MADISON (WKOW) – The latest on the battle over whether Gov. Tony Evers legally rescinded 82 of former Gov. Scott Walker’s appointees, finds Evers re-hiring most of the Republican appointees, but leaving some key positions open.
One of those positions belonged to Ellen Nowak, who was prevented by a security guard Thursday from accessing her sixth-floor office in the Hill Farm State Office Building.
Republican senators during a lame-duck session in December confirmed 82 people former Republican Gov. Scott Walker appointed to various boards, councils and other positions. A Dane County judge ruled last week that the session was illegal but an appeals court stayed the ruling Wednesday. During the interim Evers rescinded all the Walker appointees’ appointments.

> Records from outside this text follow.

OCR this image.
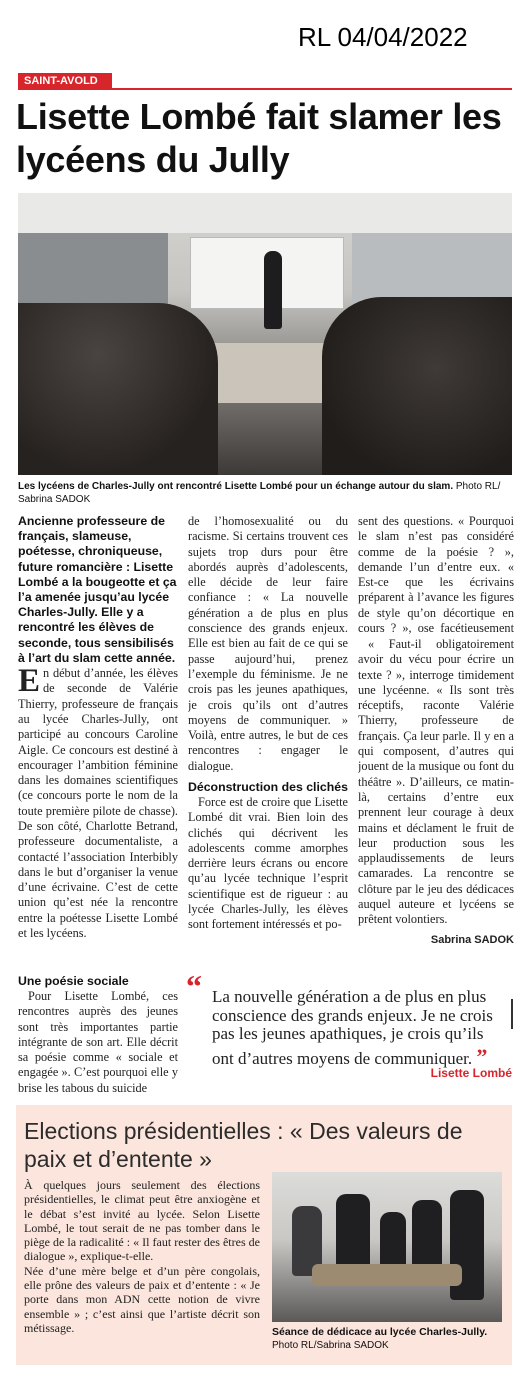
RL 04/04/2022
SAINT-AVOLD
Lisette Lombé fait slamer les lycéens du Jully
Les lycéens de Charles-Jully ont rencontré Lisette Lombé pour un échange autour du slam. Photo RL/ Sabrina SADOK

Ancienne professeure de français, slameuse, poétesse, chroniqueuse, future romancière : Lisette Lombé a la bougeotte et ça l’a amenée jusqu’au lycée Charles-Jully. Elle y a rencontré les élèves de seconde, tous sensibilisés à l’art du slam cette année.

En début d’année, les élèves de seconde de Valérie Thierry, professeure de français au lycée Charles-Jully, ont participé au concours Caroline Aigle. Ce concours est destiné à encourager l’ambition féminine dans les domaines scientifiques (ce concours porte le nom de la toute première pilote de chasse). De son côté, Charlotte Betrand, professeure documentaliste, a contacté l’association Interbibly dans le but d’organiser la venue d’une écrivaine. C’est de cette union qu’est née la rencontre entre la poétesse Lisette Lombé et les lycéens.

Une poésie sociale

Pour Lisette Lombé, ces rencontres auprès des jeunes sont très importantes partie intégrante de son art. Elle décrit sa poésie comme « sociale et engagée ». C’est pourquoi elle y brise les tabous du suicide

de l’homosexualité ou du racisme. Si certains trouvent ces sujets trop durs pour être abordés auprès d’adolescents, elle décide de leur faire confiance : « La nouvelle génération a de plus en plus conscience des grands enjeux. Elle est bien au fait de ce qui se passe aujourd’hui, prenez l’exemple du féminisme. Je ne crois pas les jeunes apathiques, je crois qu’ils ont d’autres moyens de communiquer. » Voilà, entre autres, le but de ces rencontres : engager le dialogue.

Déconstruction des clichés

Force est de croire que Lisette Lombé dit vrai. Bien loin des clichés qui décrivent les adolescents comme amorphes derrière leurs écrans ou encore qu’au lycée technique l’esprit scientifique est de rigueur : au lycée Charles-Jully, les élèves sont fortement intéressés et po-

sent des questions. « Pourquoi le slam n’est pas considéré comme de la poésie ? », demande l’un d’entre eux. « Est-ce que les écrivains préparent à l’avance les figures de style qu’on décortique en cours ? », ose facétieusement

« Faut-il obligatoirement avoir du vécu pour écrire un texte ? », interroge timidement une lycéenne. « Ils sont très réceptifs, raconte Valérie Thierry, professeure de français. Ça leur parle. Il y en a qui composent, d’autres qui jouent de la musique ou font du théâtre ». D’ailleurs, ce matin-là, certains d’entre eux prennent leur courage à deux mains et déclament le fruit de leur production sous les applaudissements de leurs camarades. La rencontre se clôture par le jeu des dédicaces auquel auteure et lycéens se prêtent volontiers.

Sabrina SADOK
“ La nouvelle génération a de plus en plus conscience des grands enjeux. Je ne crois pas les jeunes apathiques, je crois qu’ils ont d’autres moyens de communiquer. ”
Lisette Lombé
Elections présidentielles : « Des valeurs de paix et d’entente »

À quelques jours seulement des élections présidentielles, le climat peut être anxiogène et le débat s’est invité au lycée. Selon Lisette Lombé, le tout serait de ne pas tomber dans le piège de la radicalité : « Il faut rester des êtres de dialogue », explique-t-elle.

Née d’une mère belge et d’un père congolais, elle prône des valeurs de paix et d’entente : « Je porte dans mon ADN cette notion de vivre ensemble » ; c’est ainsi que l’artiste décrit son métissage.	Séance de dédicace au lycée Charles-Jully.
Photo RL/Sabrina SADOK
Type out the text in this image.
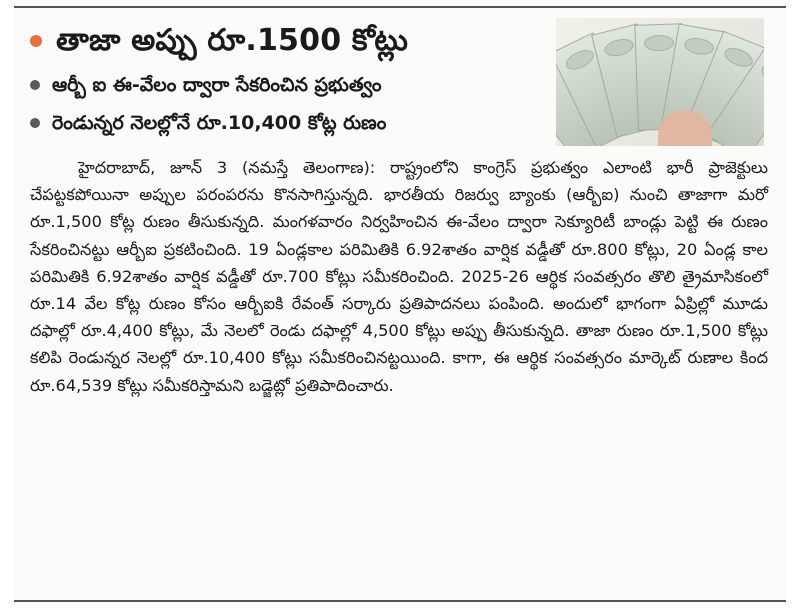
తాజా అప్పు రూ.1500 కోట్లు
ఆర్బీ ఐ ఈ-వేలం ద్వారా సేకరించిన ప్రభుత్వం
రెండున్నర నెలల్లోనే రూ.10,400 కోట్ల రుణం

హైదరాబాద్, జూన్ 3 (నమస్తే తెలంగాణ): రాష్ట్రంలోని కాంగ్రెస్ ప్రభుత్వం ఎలాంటి భారీ ప్రాజెక్టులు చేపట్టకపోయినా అప్పుల పరంపరను కొనసాగిస్తున్నది. భారతీయ రిజర్వు బ్యాంకు (ఆర్బీఐ) నుంచి తాజాగా మరో రూ.1,500 కోట్ల రుణం తీసుకున్నది. మంగళవారం నిర్వహించిన ఈ-వేలం ద్వారా సెక్యూరిటీ బాండ్లు పెట్టి ఈ రుణం సేకరించినట్టు ఆర్బీఐ ప్రకటించింది. 19 ఏండ్లకాల పరిమితికి 6.92శాతం వార్షిక వడ్డీతో రూ.800 కోట్లు, 20 ఏండ్ల కాల పరిమితికి 6.92శాతం వార్షిక వడ్డీతో రూ.700 కోట్లు సమీకరించింది. 2025-26 ఆర్థిక సంవత్సరం తొలి త్రైమాసికంలో రూ.14 వేల కోట్ల రుణం కోసం ఆర్బీఐకి రేవంత్ సర్కారు ప్రతిపాదనలు పంపింది. అందులో భాగంగా ఏప్రిల్లో మూడు దఫాల్లో రూ.4,400 కోట్లు, మే నెలలో రెండు దఫాల్లో 4,500 కోట్లు అప్పు తీసుకున్నది. తాజా రుణం రూ.1,500 కోట్లు కలిపి రెండున్నర నెలల్లో రూ.10,400 కోట్లు సమీకరించినట్టయింది. కాగా, ఈ ఆర్థిక సంవత్సరం మార్కెట్ రుణాల కింద రూ.64,539 కోట్లు సమీకరిస్తామని బడ్జెట్లో ప్రతిపాదించారు.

Republicans insist the stay means the appointees have their jobs back. Evers’ attorneys say his move was completely legal since he took action before the stay was handed down.
Still, on Thursday afternoon the governor reappointed 67 of the 82 appointees. Among the 15 positions he left vacant are two University of Wisconsin regent slots and the state Public Service Commission chairwoman – the job Nowak was appointed to.
Nowak tells 27 News she was “disappointed” she was barred from access to her job.
“I want to go to work and get a paycheck,” Nowak says.
Democratic Wisconsin Attorney General Josh Kaul believes confirmation of the appointments in the republican controlled lame duck legislation became part of a legally-flawed process.
“This legislation has had all sorts of bad effects, one is, it is only because of this legislation , this extraordinary session legislation that we have this state of confusion including regarding those appointments,” Kaul says.
Republican lawmakers and their attorneys have said the lame duck legislative actions were legally sound.